1759 Q Street NW
Washington, DC 20009
202-667-5041 (phone)
202-667-0532 (fax)
Services Performed Without An Office Visit
In 2018, Insurance companies allow physician offices to bill for non-face-to-face work performed on behalf of the patient. This includes prior authorizations, form completions, coordination with pharmacies regarding medications, referrals to other providers, after hours work performed by the physician. We have previously performed these for free but now insurance companies have recognized the value of physician and staff work for these administrative tasks. These tasks could last from 35 to over 75 cumulative minutes depending on the nature of the task and whether the physician and/or my staff spend time on the phone for these tasks. Patients have the option of coming in for a full visit and would we urge patients to move up appointments.. As a convenience if this is performed you would not need to come in for a full appointment.
Why? Services performed outside of an office visit require time on the part of staff and physician. What seems like a simple request to the patient, is really more complex than it seems and may take cumulative time over one or more days to accomplish and involve not only the physician but staff as well.
Insurance plans are implementing disincentives for patients to receive medications which are not “preferred” or generic, or even entire classes of drugs. To maintain the medication a patient has been taking or to begin a new medication, we may be expected to complete paperwork called a "prior authorization" to get the prescription approved - even if the patient has been taking the medication for a long time - so that it will be covered on some level or change your medication to one that is "preferred” or generic. Generally we do not find out that a prior authorization is needed until we receive a notification from the pharmacy. Insurance companies review and approve medications at the beginning of each year. Thus, the status of medications changes from year to year and from plan to plan. Prior authorizations require chart review, medication review, documentation to the insurance company, and frequently follow-up phone calls that end up taking 30 to 40 minutes, much of that time on hold. Then the insurance company will review the data sent to make their determination. Their process can take up to 3 business days.
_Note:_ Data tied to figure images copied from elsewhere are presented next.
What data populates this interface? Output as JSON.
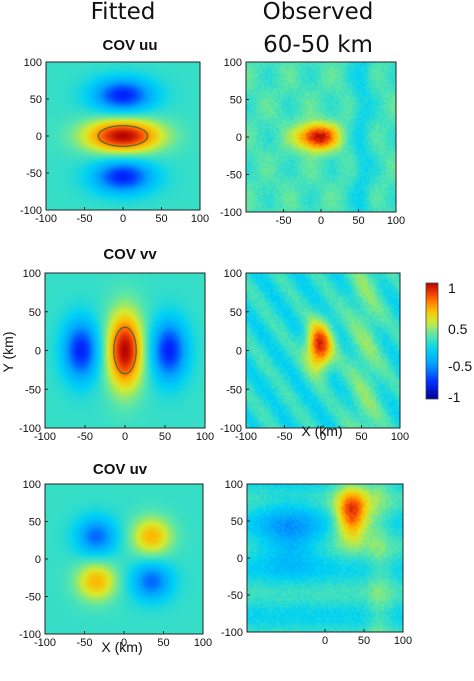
{
  "headers": {
    "left": "Fitted",
    "right_line1": "Observed",
    "right_line2": "60-50 km"
  },
  "panel_titles": [
    "COV uu",
    "COV vv",
    "COV uv"
  ],
  "axis_labels": {
    "x": "X (km)",
    "y": "Y (km)"
  },
  "colors": {
    "low": "#00008f",
    "mid": "#00c8ff",
    "high": "#ff8a00",
    "peak": "#b80000",
    "contour": "#556b2f"
  },
  "chart_data": [
    {
      "type": "heatmap",
      "title": "COV uu",
      "column": "Fitted",
      "xlim": [
        -100,
        100
      ],
      "ylim": [
        -100,
        100
      ],
      "xticks": [
        -100,
        -50,
        0,
        50,
        100
      ],
      "yticks": [
        -100,
        -50,
        0,
        50,
        100
      ],
      "xlabel": "",
      "ylabel": "",
      "pattern": "uu",
      "contour_level": 0.5
    },
    {
      "type": "heatmap",
      "title": "",
      "column": "Observed",
      "xlim": [
        -100,
        100
      ],
      "ylim": [
        -100,
        100
      ],
      "xticks": [
        -50,
        0,
        50,
        100
      ],
      "yticks": [
        -100,
        -50,
        0,
        50,
        100
      ],
      "xlabel": "",
      "ylabel": "",
      "pattern": "obs_uu"
    },
    {
      "type": "heatmap",
      "title": "COV vv",
      "column": "Fitted",
      "xlim": [
        -100,
        100
      ],
      "ylim": [
        -100,
        100
      ],
      "xticks": [
        -100,
        -50,
        0,
        50,
        100
      ],
      "yticks": [
        -100,
        -50,
        0,
        50,
        100
      ],
      "xlabel": "",
      "ylabel": "Y (km)",
      "pattern": "vv",
      "contour_level": 0.5
    },
    {
      "type": "heatmap",
      "title": "",
      "column": "Observed",
      "xlim": [
        -100,
        100
      ],
      "ylim": [
        -100,
        100
      ],
      "xticks": [
        -100,
        -50,
        0,
        50,
        100
      ],
      "yticks": [
        -100,
        -50,
        0,
        50,
        100
      ],
      "xlabel": "X (km)",
      "ylabel": "",
      "pattern": "obs_vv"
    },
    {
      "type": "heatmap",
      "title": "COV uv",
      "column": "Fitted",
      "xlim": [
        -100,
        100
      ],
      "ylim": [
        -100,
        100
      ],
      "xticks": [
        -100,
        -50,
        0,
        50,
        100
      ],
      "yticks": [
        -100,
        -50,
        0,
        50,
        100
      ],
      "xlabel": "X (km)",
      "ylabel": "",
      "pattern": "uv"
    },
    {
      "type": "heatmap",
      "title": "",
      "column": "Observed",
      "xlim": [
        -100,
        100
      ],
      "ylim": [
        -100,
        100
      ],
      "xticks": [
        0,
        50,
        100
      ],
      "yticks": [
        -100,
        -50,
        0,
        50,
        100
      ],
      "xlabel": "",
      "ylabel": "",
      "pattern": "obs_uv"
    }
  ],
  "colorbar": {
    "ticks": [
      {
        "label": "1",
        "value": 1.0
      },
      {
        "label": "0.5",
        "value": 0.5
      },
      {
        "label": "-0.5",
        "value": -0.5
      },
      {
        "label": "-1",
        "value": -1.0
      }
    ]
  }
}
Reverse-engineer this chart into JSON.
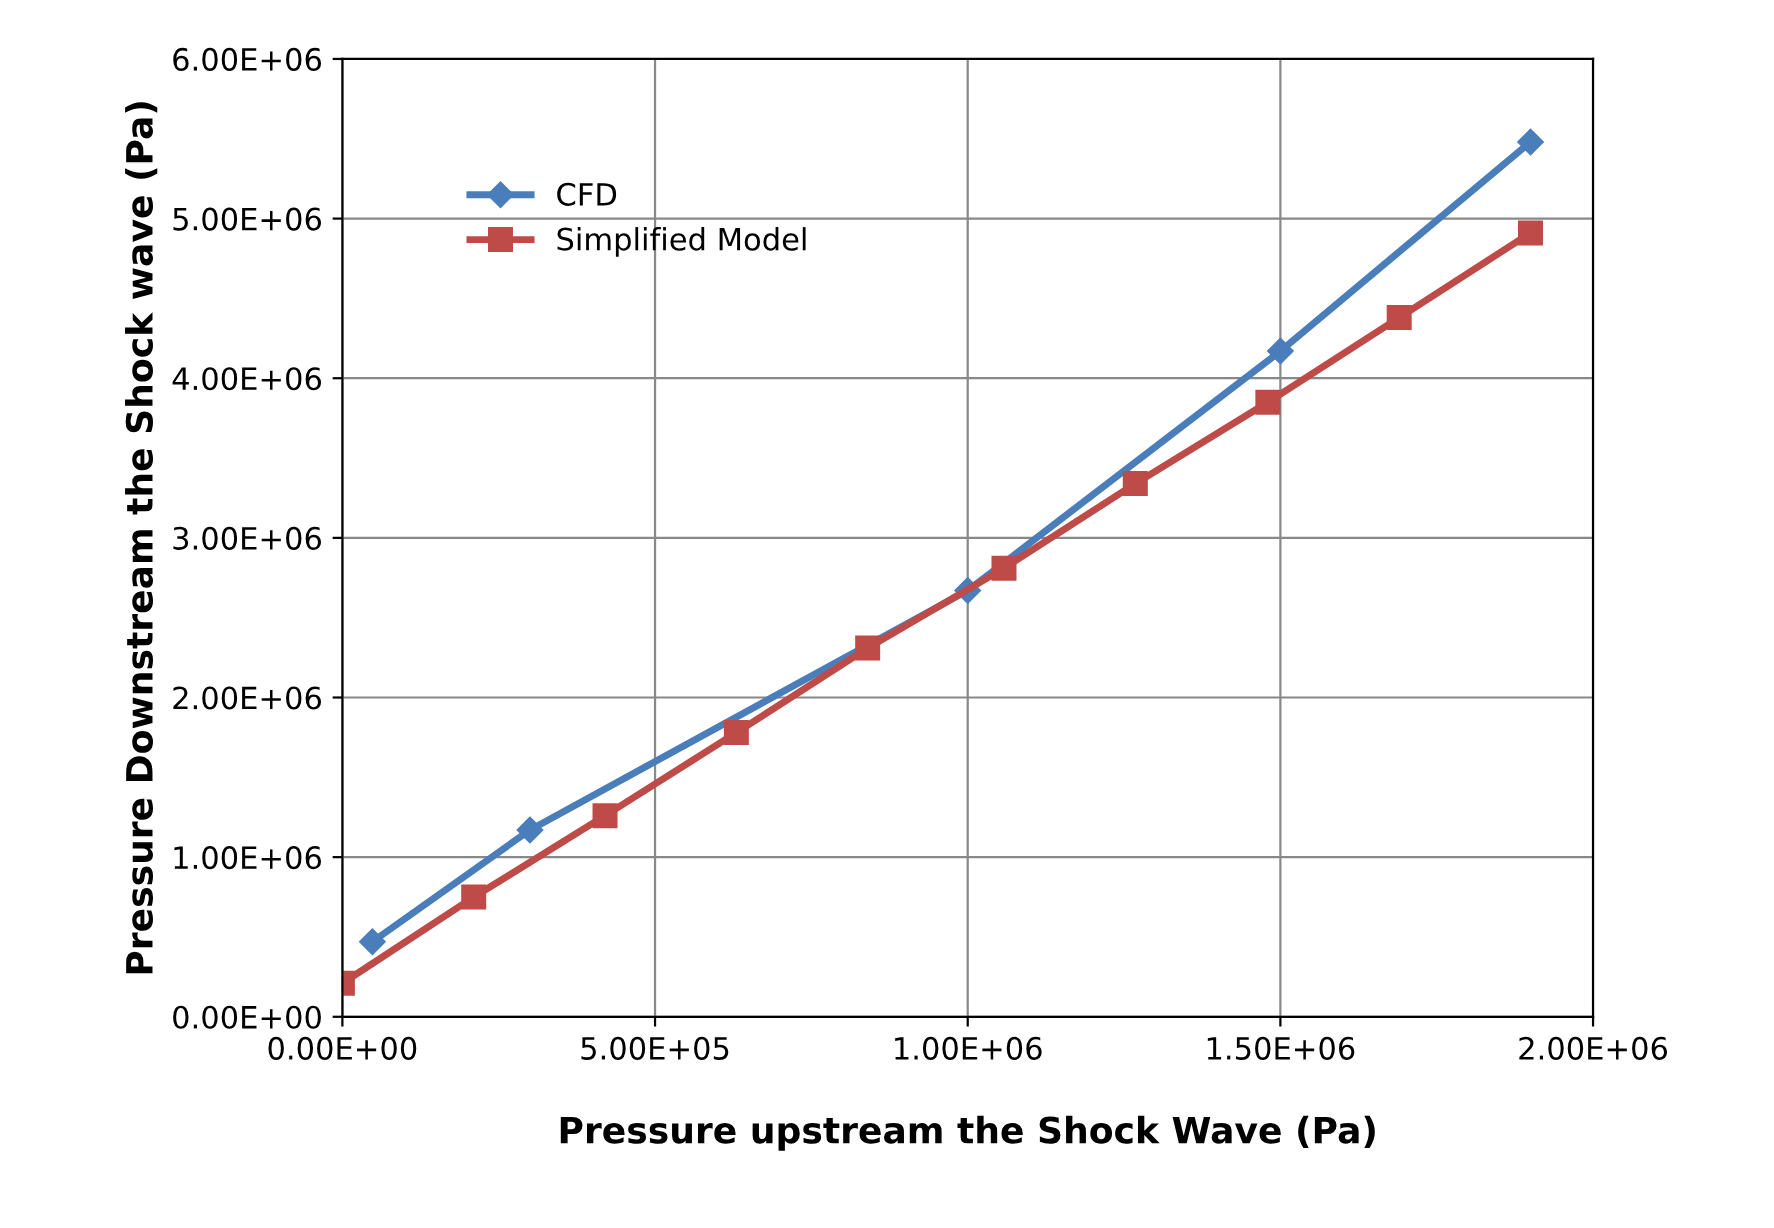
{
  "chart_data": {
    "type": "line",
    "xlabel": "Pressure upstream the Shock Wave (Pa)",
    "ylabel": "Pressure Downstream the Shock wave (Pa)",
    "xlim": [
      0,
      2000000
    ],
    "ylim": [
      0,
      6000000
    ],
    "xticks": [
      {
        "value": 0,
        "label": "0.00E+00"
      },
      {
        "value": 500000,
        "label": "5.00E+05"
      },
      {
        "value": 1000000,
        "label": "1.00E+06"
      },
      {
        "value": 1500000,
        "label": "1.50E+06"
      },
      {
        "value": 2000000,
        "label": "2.00E+06"
      }
    ],
    "yticks": [
      {
        "value": 0,
        "label": "0.00E+00"
      },
      {
        "value": 1000000,
        "label": "1.00E+06"
      },
      {
        "value": 2000000,
        "label": "2.00E+06"
      },
      {
        "value": 3000000,
        "label": "3.00E+06"
      },
      {
        "value": 4000000,
        "label": "4.00E+06"
      },
      {
        "value": 5000000,
        "label": "5.00E+06"
      },
      {
        "value": 6000000,
        "label": "6.00E+06"
      }
    ],
    "grid": true,
    "legend": "top left",
    "series": [
      {
        "name": "CFD",
        "color": "#4a7ebb",
        "marker": "diamond",
        "x": [
          48000,
          300000,
          1000000,
          1500000,
          1900000
        ],
        "values": [
          470000,
          1170000,
          2670000,
          4170000,
          5480000
        ]
      },
      {
        "name": "Simplified Model",
        "color": "#be4b48",
        "marker": "square",
        "x": [
          0,
          210000,
          420000,
          630000,
          840000,
          1058000,
          1268000,
          1480000,
          1690000,
          1900000
        ],
        "values": [
          210000,
          750000,
          1260000,
          1780000,
          2310000,
          2810000,
          3340000,
          3850000,
          4380000,
          4910000
        ]
      }
    ]
  }
}
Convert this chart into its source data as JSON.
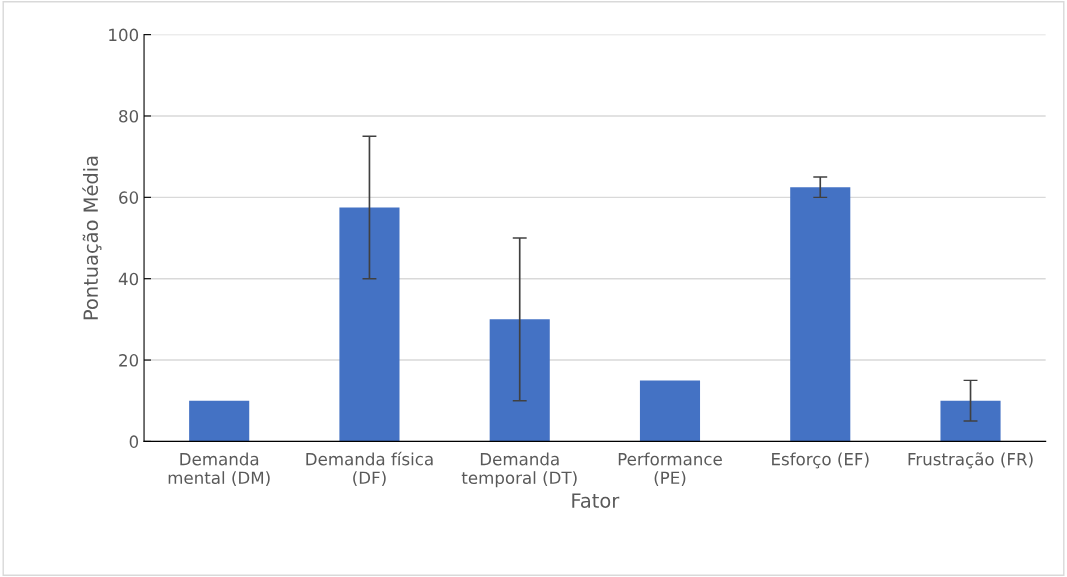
{
  "chart_data": {
    "type": "bar",
    "xlabel": "Fator",
    "ylabel": "Pontuação Média",
    "categories": [
      "Demanda\nmental (DM)",
      "Demanda física\n(DF)",
      "Demanda\ntemporal (DT)",
      "Performance\n(PE)",
      "Esforço (EF)",
      "Frustração (FR)"
    ],
    "values": [
      10,
      57.5,
      30,
      15,
      62.5,
      10
    ],
    "errors": [
      null,
      17.5,
      20,
      null,
      2.5,
      5
    ],
    "color": "#4472c4",
    "ylim": [
      0,
      100
    ],
    "yticks": [
      0,
      20,
      40,
      60,
      80,
      100
    ],
    "grid": "y"
  }
}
Change in insurance plans further complicates the picture when one plan covered a medication with no issue, but the new plan has a different formulary or a different mail order pharmacy. If we do not have the new plan information, because it has not been provided or updated in the patient portal, the renewal can become further complicated and increases the time to complete the request.
Referrals to specialists require the physician to review the problem, select the best Specialist for the problem, and issue the referral. Some insurance companies will require that we authorize a number of visits, anticipated procedure to be performed, etc.